UCT receives award for inclusion research
A research proposal, by Melissa Densmore of the University of Cape Town and Naveen Bagalkot, of the Srishti Manipal Institute of Art, Design and Technology, has been named as one of the winners of this year's Google Award for a Inclusion Research (AIR) program.
The proposal,"Collectively Reimagining Chatbots and Voice-based automation for Content Creation tools from the “Margins” in South Africa and India," emerged from an earlier collaboration by the two academics on the CoLRN project (A community-based vision for local resilient networks.) that was funded by the International Telecommunications Union last year, as well as work Densmore is conducting with the research unit Fraunhofer AICOS in Portugal on the design of chatbots to support parenting.
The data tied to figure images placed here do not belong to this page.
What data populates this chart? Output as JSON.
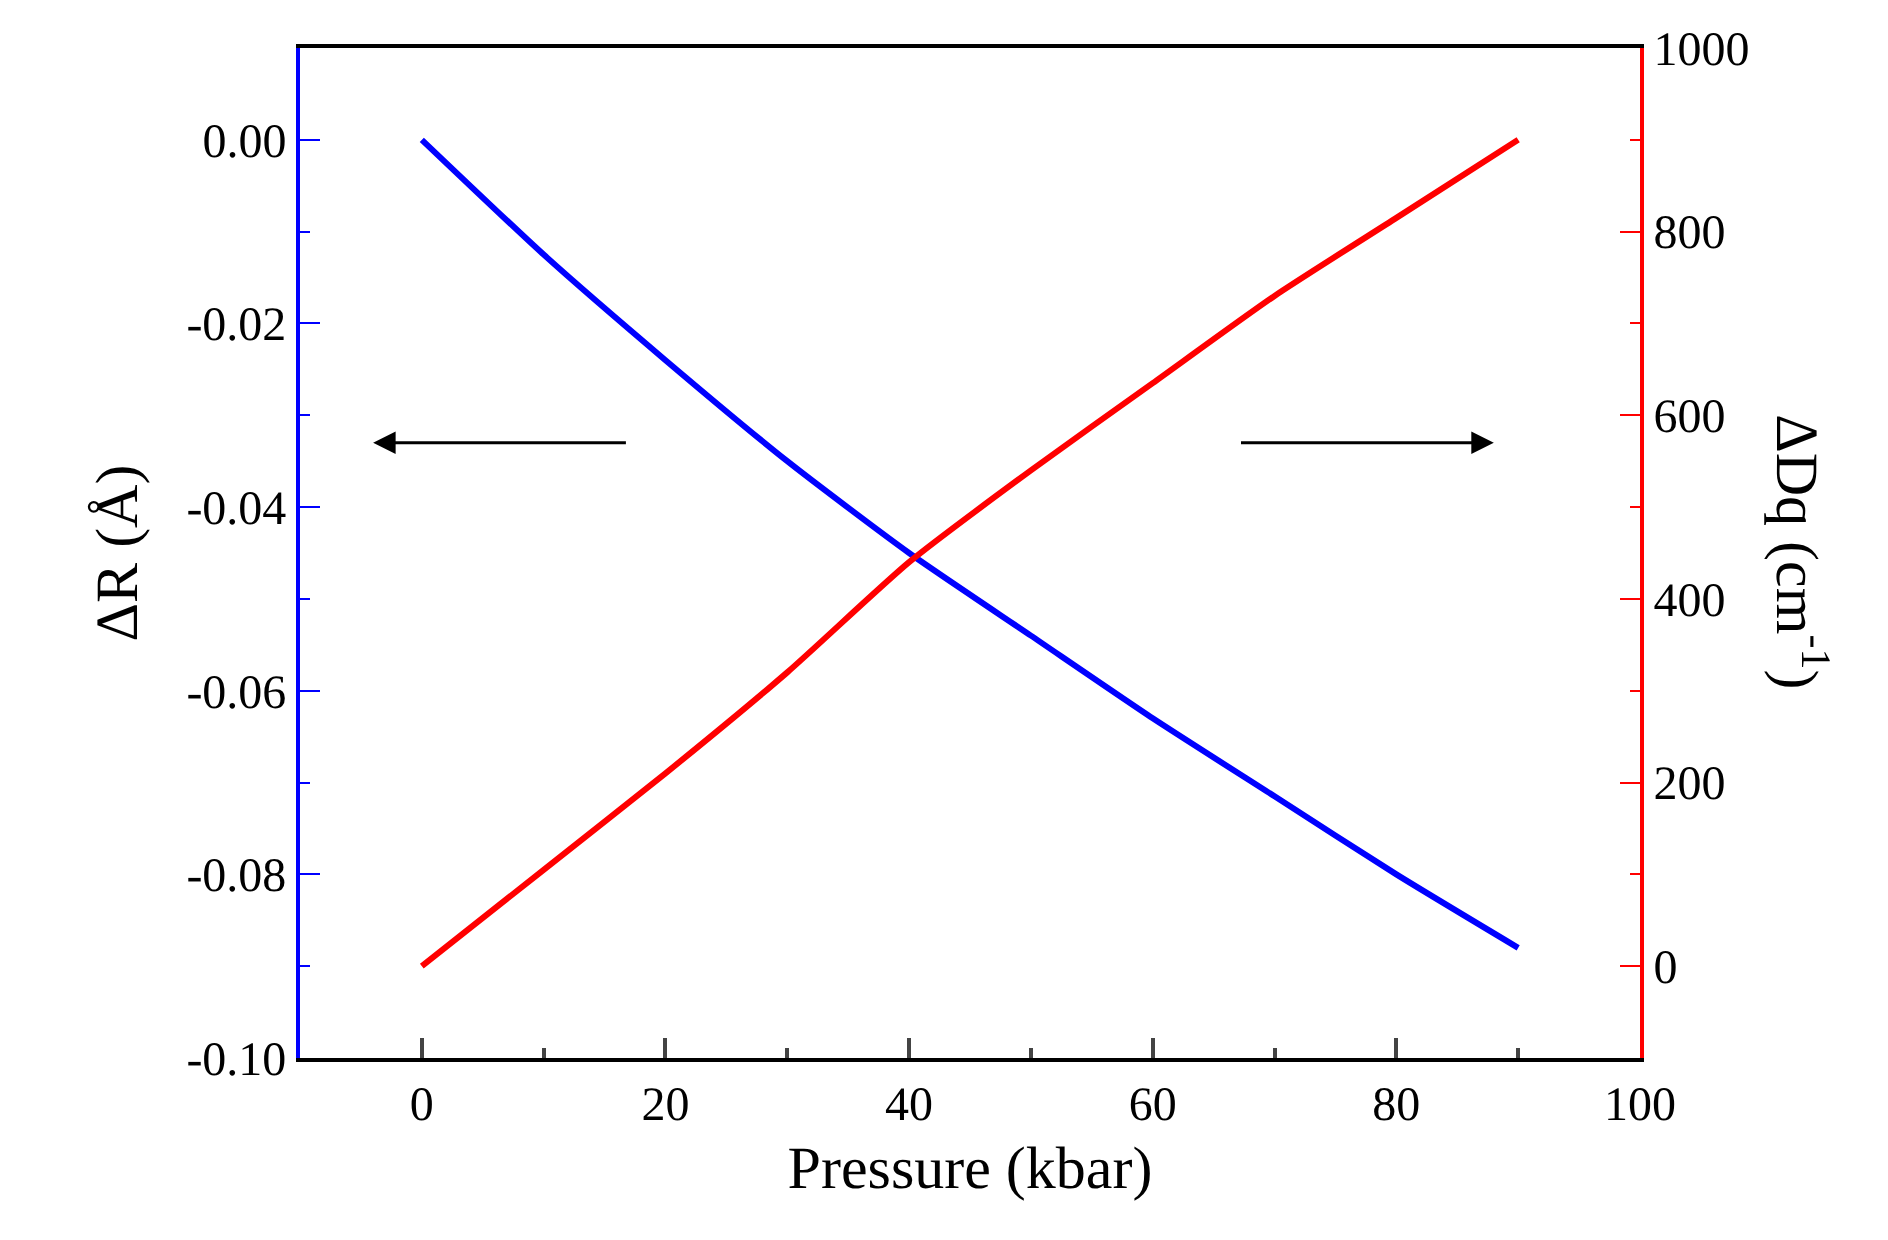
{
  "chart_data": {
    "type": "line",
    "xlabel": "Pressure (kbar)",
    "ylabel": "ΔR (Å)",
    "y2label": "ΔDq (cm$^{-1}$)",
    "x": [
      0,
      10,
      20,
      30,
      40,
      50,
      60,
      70,
      80,
      90
    ],
    "series": [
      {
        "color": "#0000ff",
        "values": [
          0,
          -0.0125,
          -0.024,
          -0.035,
          -0.045,
          -0.054,
          -0.063,
          -0.0715,
          -0.08,
          -0.088
        ]
      },
      {
        "color": "#ff0000",
        "axis": "y2",
        "values": [
          0,
          105,
          210,
          320,
          440,
          540,
          635,
          730,
          815,
          900
        ]
      }
    ],
    "xlim": [
      -10,
      100
    ],
    "xticks": [
      0,
      20,
      40,
      60,
      80,
      100
    ],
    "ylim": [
      -0.1,
      0.01
    ],
    "yticks": [
      {
        "value": 0,
        "label": "0.00"
      },
      {
        "value": -0.02,
        "label": "-0.02"
      },
      {
        "value": -0.04,
        "label": "-0.04"
      },
      {
        "value": -0.06,
        "label": "-0.06"
      },
      {
        "value": -0.08,
        "label": "-0.08"
      },
      {
        "value": -0.1,
        "label": "-0.10"
      }
    ],
    "y2lim": [
      -100,
      1000
    ],
    "y2ticks": [
      0,
      200,
      400,
      600,
      800,
      1000
    ],
    "marker": "none",
    "line_style": "solid"
  }
}
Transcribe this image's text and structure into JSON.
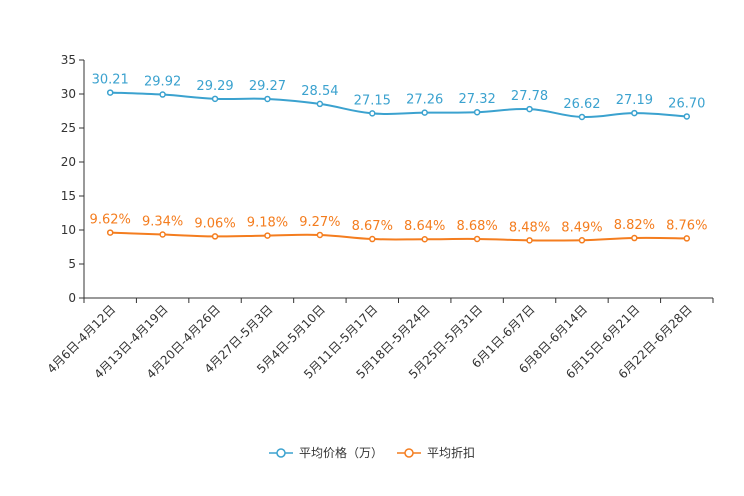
{
  "chart_data": {
    "type": "line",
    "categories": [
      "4月6日-4月12日",
      "4月13日-4月19日",
      "4月20日-4月26日",
      "4月27日-5月3日",
      "5月4日-5月10日",
      "5月11日-5月17日",
      "5月18日-5月24日",
      "5月25日-5月31日",
      "6月1日-6月7日",
      "6月8日-6月14日",
      "6月15日-6月21日",
      "6月22日-6月28日"
    ],
    "series": [
      {
        "name": "平均价格（万）",
        "color": "#3ba2cf",
        "values": [
          30.21,
          29.92,
          29.29,
          29.27,
          28.54,
          27.15,
          27.26,
          27.32,
          27.78,
          26.62,
          27.19,
          26.7
        ],
        "labels": [
          "30.21",
          "29.92",
          "29.29",
          "29.27",
          "28.54",
          "27.15",
          "27.26",
          "27.32",
          "27.78",
          "26.62",
          "27.19",
          "26.70"
        ]
      },
      {
        "name": "平均折扣",
        "color": "#f47d1f",
        "values": [
          9.62,
          9.34,
          9.06,
          9.18,
          9.27,
          8.67,
          8.64,
          8.68,
          8.48,
          8.49,
          8.82,
          8.76
        ],
        "labels": [
          "9.62%",
          "9.34%",
          "9.06%",
          "9.18%",
          "9.27%",
          "8.67%",
          "8.64%",
          "8.68%",
          "8.48%",
          "8.49%",
          "8.82%",
          "8.76%"
        ]
      }
    ],
    "yticks": [
      "0",
      "5",
      "10",
      "15",
      "20",
      "25",
      "30",
      "35"
    ],
    "ylim": [
      0,
      35
    ],
    "title": "",
    "xlabel": "",
    "ylabel": "",
    "legend_position": "bottom-center"
  }
}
Their work is driven by the objective to make the Internet more meaningful by working with communities to co-design and co-deploy knowledge infrastructure (in the form of community wireless networks and local content services) that will facilitate local and global digital participation. Situated in two specific sites - one in South Africa, and another in India - it explores the co-design and deployment of software and hardware tools to enable local communities to collect, curate, create and share locally relevant and meaningful content, in languages and forms that make sense to them.
Launched in 2020, the Award for AIR Program is an ongoing effort to support innovative research and professors working to create positive societal impact.